From KDE Community Wiki

Introduction

KDE Project Activity Reports is a web app that displays graphical reports about the activity of each of KDE's projects over time in addition to the activity of KDE overall. Activity includes number of contributions and number of active contributors and names of top contributors.
The app is built using Ruby on Rails. It was started in GSoC 2013 and work has been going on it since then. It was also included in GSoC 2014.
Currently, the app tracks bugs, git commits, mailing lists, IRC channels, social networks, forums, planet and dot. Some of the reports displayed are live and others might be up to 12 hours old. You can also view a list of latest activity of individual projects for some of the previous tracked sources. More details can be found in the upcoming section.

Graphical Reports

The app collects some data from different sources and processes them in order to produce graphical reports about the activity over time.

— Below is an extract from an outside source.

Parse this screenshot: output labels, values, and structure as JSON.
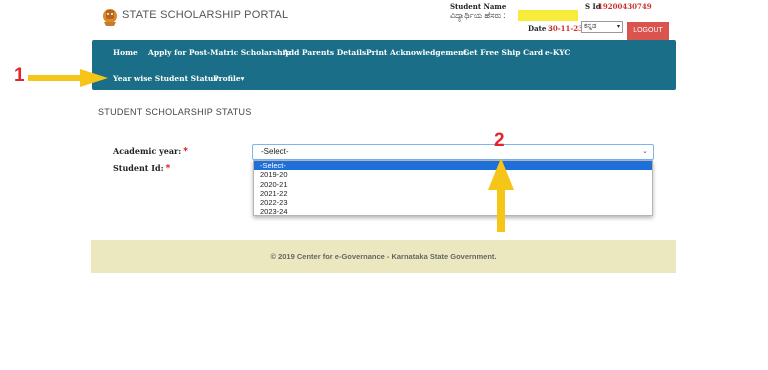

Line graphs have a "zoom" section on top, it contains some buttons; Each button displays numbers in a given time period, you can zoom until you see numbers per 1 day. However, when you zoom out, these numbers get grouped to be shown per month or year as appropriate for the zoom period you chose. You can also use the small unit that's just under the graph to zoom in to a certain period. For doers chart, like Authors, Senders, ... etc, you see 3 tabs, daily, monthly and yearly. This is due to the limitations of not being able to automatically group numbers in days to months or years. The default is daily and it is by default zoomed to 1 month. While you can zoom out to "all", that is not recommended for large projects as this produces a complex graph and makes the page slow. Monthly and yearly tabs are by default at "all" so it might be a better idea to use them if you want to see the activity over the whole time period.

Bar charts are used to display the top contributors in the last time period. If the number of contributors is very large(more than 100), you only see the top 10 and "others". If the number of contributors is relatively large(more than 15 but at most 100), you see the top 10 by default but there's a tab on top of the chart that allows you to display all contributors. If the number of contributors is small(at most 15), you see all the contributors by default.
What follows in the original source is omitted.